Carrigan and Justice Alito also cite Doe v. Reed, 561 U. S. ___ (2010), as establishing “the expressive character of voting.” Post, at 2; see also Brief for Respondent 26. But Reed did no such thing. That case held only that a citizen’s signing of a petition—“ ‘core political speech,’ ” Meyer v. Grant, 486 U. S. 414, 421–422 (1988)—was not deprived of its protected status simply because, under state law, a petition that garnered a sufficient number of signatures would suspend the state law to which it pertained, pending a referendum. See Reed, 561 U. S., at ___ (slip op., at 6); id., at ___ (slip op., at 3) (opinion of Scalia, J.). It is one thing to say that an inherently expressive act remains so despite its having governmental effect, but it is altogether another thing to say that a governmental act becomes expressive simply because the governmental actor wishes it to be so. We have never said the latter is true.[Footnote 5]

V

Carrigan raises two additional arguments in his brief: that Nevada’s catchall provision unconstitutionally burdens the right of association of officials and supporters, and that the provision is unconstitutionally vague. Whatever the merits of these arguments, we have no occasion to consider them. Neither was decided below: The Nevada Supreme Court made no mention of the former argument and said that it need not address the latter given its resolution of the overbreadth challenge, 126 Nev. ___, n. 4, 236 P. 3d, at 619, n. 4. Nor was either argument raised in Carrigan’s brief in opposition to the petition for writ of certiorari. Arguments thus omitted are normally considered waived, see this Court’s Rule 15.2; Baldwin v. Reese, 541 U. S. 27, 34 (2004), and we find no reason to sidestep that Rule here.

*  *  *

The judgment of the Nevada Supreme Court is reversed, and the case is remanded for further proceedings not inconsistent with this opinion.

It is so ordered.

Footnote 1:  At the time of the relevant events in this case, the disclosure and recusal provisions of the Ethics in Government Law were codified at Nev. Rev. Stat. §281.501 (2003). They were recodified without relevant change in 2007 at §281A.420, and all citations are to that version. The Nevada Legislature further amended the statute in 2009, see Nev. Stats., ch. 257, §9.5, p. 1057, but those changes are not relevant here.

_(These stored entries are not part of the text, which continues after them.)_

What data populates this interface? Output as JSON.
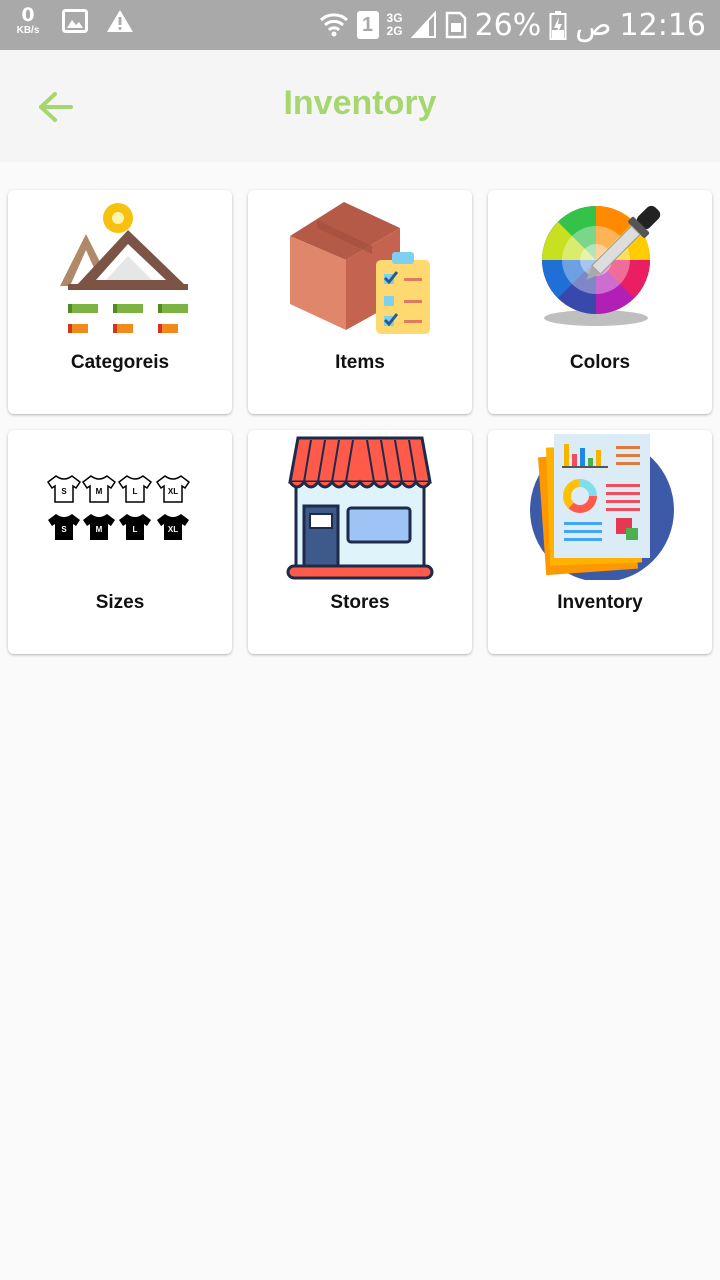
{
  "status_bar": {
    "net_speed_value": "0",
    "net_speed_unit": "KB/s",
    "sim_slot": "1",
    "net_3g": "3G",
    "net_2g": "2G",
    "battery": "26%",
    "ampm": "ص",
    "time": "12:16"
  },
  "header": {
    "title": "Inventory",
    "back_icon": "arrow-back-icon",
    "accent_color": "#a5d76e"
  },
  "menu": {
    "items": [
      {
        "label": "Categoreis",
        "icon": "categories-icon"
      },
      {
        "label": "Items",
        "icon": "items-box-icon"
      },
      {
        "label": "Colors",
        "icon": "color-picker-icon"
      },
      {
        "label": "Sizes",
        "icon": "tshirt-sizes-icon"
      },
      {
        "label": "Stores",
        "icon": "store-icon"
      },
      {
        "label": "Inventory",
        "icon": "inventory-report-icon"
      }
    ],
    "size_labels": [
      "S",
      "M",
      "L",
      "XL"
    ]
  }
}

Footnote 2:  The House first achieved a quorum on April 1, 1789, 1 Annals of Cong. 96, and it adopted rules governing its procedures on April 7, 1789, see id., at 98–99.

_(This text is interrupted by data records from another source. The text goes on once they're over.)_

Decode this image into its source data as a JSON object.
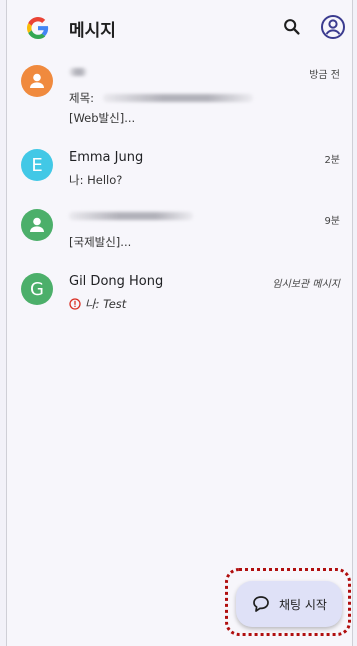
{
  "app": {
    "title": "메시지",
    "logo_icon": "google-g-icon",
    "search_icon": "search-icon",
    "account_icon": "account-circle-icon"
  },
  "conversations": [
    {
      "avatar_icon": "person-icon",
      "avatar_color": "#f08a3e",
      "name": "",
      "time": "방금 전",
      "line1": "제목:",
      "line2": "[Web발신]..."
    },
    {
      "avatar_letter": "E",
      "avatar_color": "#42c8e6",
      "name": "Emma Jung",
      "time": "2분",
      "line1": "나: Hello?"
    },
    {
      "avatar_icon": "person-icon",
      "avatar_color": "#4caf6a",
      "name": "",
      "time": "9분",
      "line1": "[국제발신]..."
    },
    {
      "avatar_letter": "G",
      "avatar_color": "#4caf6a",
      "name": "Gil Dong Hong",
      "time": "임시보관 메시지",
      "status_icon": "error-icon",
      "line1": "나: Test"
    }
  ],
  "fab": {
    "label": "채팅 시작",
    "icon": "chat-bubble-icon"
  }
}
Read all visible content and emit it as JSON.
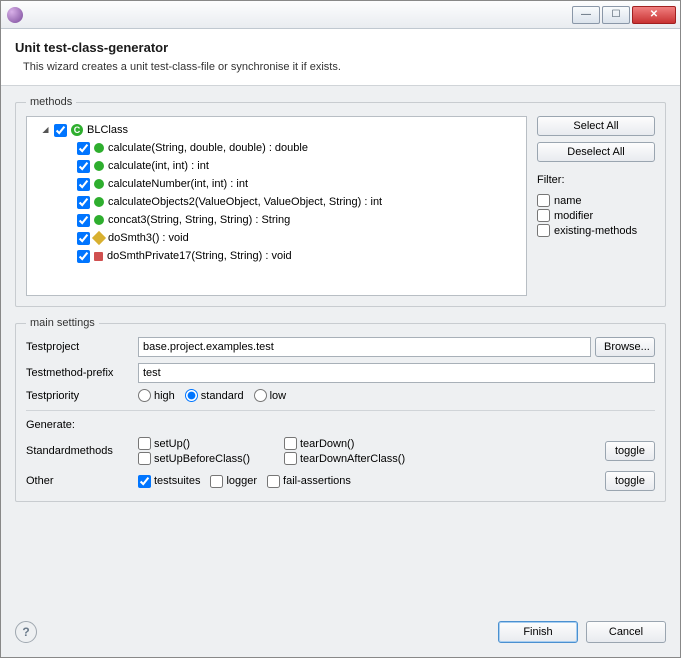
{
  "header": {
    "title": "Unit test-class-generator",
    "subtitle": "This wizard creates a unit test-class-file or synchronise it if exists."
  },
  "methodsGroup": {
    "legend": "methods",
    "rootName": "BLClass",
    "methods": [
      {
        "sig": "calculate(String, double, double) : double",
        "vis": "pub",
        "checked": true
      },
      {
        "sig": "calculate(int, int) : int",
        "vis": "pub",
        "checked": true
      },
      {
        "sig": "calculateNumber(int, int) : int",
        "vis": "pub",
        "checked": true
      },
      {
        "sig": "calculateObjects2(ValueObject, ValueObject, String) : int",
        "vis": "pub",
        "checked": true
      },
      {
        "sig": "concat3(String, String, String) : String",
        "vis": "pub",
        "checked": true
      },
      {
        "sig": "doSmth3() : void",
        "vis": "prot",
        "checked": true
      },
      {
        "sig": "doSmthPrivate17(String, String) : void",
        "vis": "priv",
        "checked": true
      }
    ],
    "selectAll": "Select All",
    "deselectAll": "Deselect All",
    "filterLabel": "Filter:",
    "filters": [
      {
        "key": "name",
        "label": "name",
        "checked": false
      },
      {
        "key": "modifier",
        "label": "modifier",
        "checked": false
      },
      {
        "key": "existing",
        "label": "existing-methods",
        "checked": false
      }
    ]
  },
  "settingsGroup": {
    "legend": "main settings",
    "testprojectLabel": "Testproject",
    "testprojectValue": "base.project.examples.test",
    "browse": "Browse...",
    "prefixLabel": "Testmethod-prefix",
    "prefixValue": "test",
    "priorityLabel": "Testpriority",
    "priorities": [
      {
        "key": "high",
        "label": "high",
        "checked": false
      },
      {
        "key": "standard",
        "label": "standard",
        "checked": true
      },
      {
        "key": "low",
        "label": "low",
        "checked": false
      }
    ],
    "generateLabel": "Generate:",
    "stdLabel": "Standardmethods",
    "std": [
      {
        "key": "setUp",
        "label": "setUp()",
        "checked": false
      },
      {
        "key": "setUpBeforeClass",
        "label": "setUpBeforeClass()",
        "checked": false
      },
      {
        "key": "tearDown",
        "label": "tearDown()",
        "checked": false
      },
      {
        "key": "tearDownAfterClass",
        "label": "tearDownAfterClass()",
        "checked": false
      }
    ],
    "otherLabel": "Other",
    "other": [
      {
        "key": "testsuites",
        "label": "testsuites",
        "checked": true
      },
      {
        "key": "logger",
        "label": "logger",
        "checked": false
      },
      {
        "key": "fail",
        "label": "fail-assertions",
        "checked": false
      }
    ],
    "toggle": "toggle"
  },
  "footer": {
    "finish": "Finish",
    "cancel": "Cancel"
  }
}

Footnote 3:  We have held that restrictions on judges’ speech during elections are a different matter. See Republican Party of Minn. v. White, 536 U. S. 765, 788 (2002) (holding that it violated the First Amendment to prohibit announcement of views on disputed legal and political issues by candidates for judicial election).

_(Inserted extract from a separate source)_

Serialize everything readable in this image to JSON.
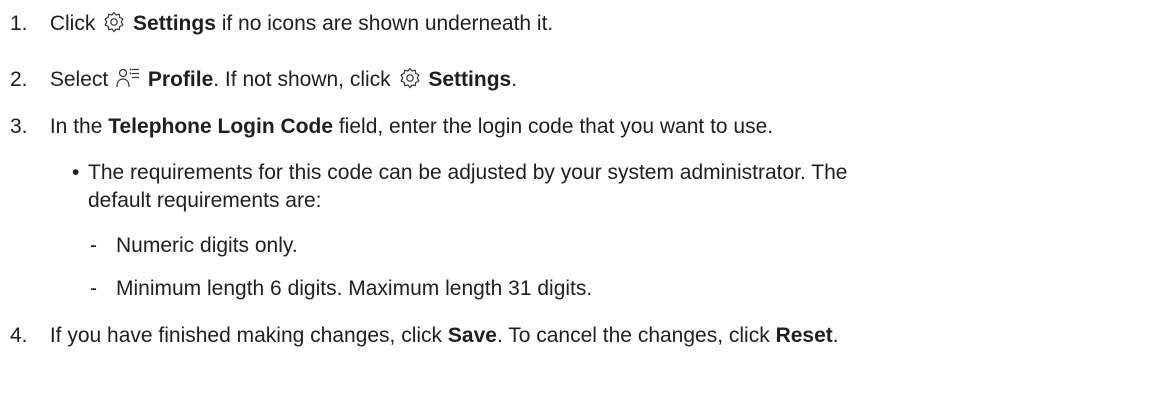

Footnote 4:  A number of States enacted early judicial recusal laws as well. See, e.g., 1797 Vt. Laws, §23, p. 178 (“[N]o justice of the peace shall take cognizance of any cause, where he shall be within either the first, second, third, or fourth degree of affinity, or consanguinity, to either of the parties, or shall be directly or indirectly interested, in the cause or matter to be determined”); 1818 Mass. Laws, §5, p. 632 (“[W]henever any Judge of Probate shall be interested in the estate of any person deceased, within the county of such Judge, such estate shall be settled in the Probate Court of the most ancient next adjoining county …”); Macon v. Huff, 60 Ga. 221, 223–226 (1878). See generally Frank 609–626.

Footnote 5:  Justice Alito reasons as follows: (1) If an ordinary citizen were to vote in a straw poll on an issue pending before a legislative body, that vote would be speech; (2) if a member of the legislative body were to do the same, it would be no less expressive; therefore (3) the legislator’s actual vote must also be expressive. This conclusion does not follow. A legislator voting on a bill is not fairly analogized to one simply discussing that bill or expressing an opinion for or against it. The former is performing a governmental act as a representative of his constituents, see supra, at 8; only the latter is exercising personal First Amendment rights.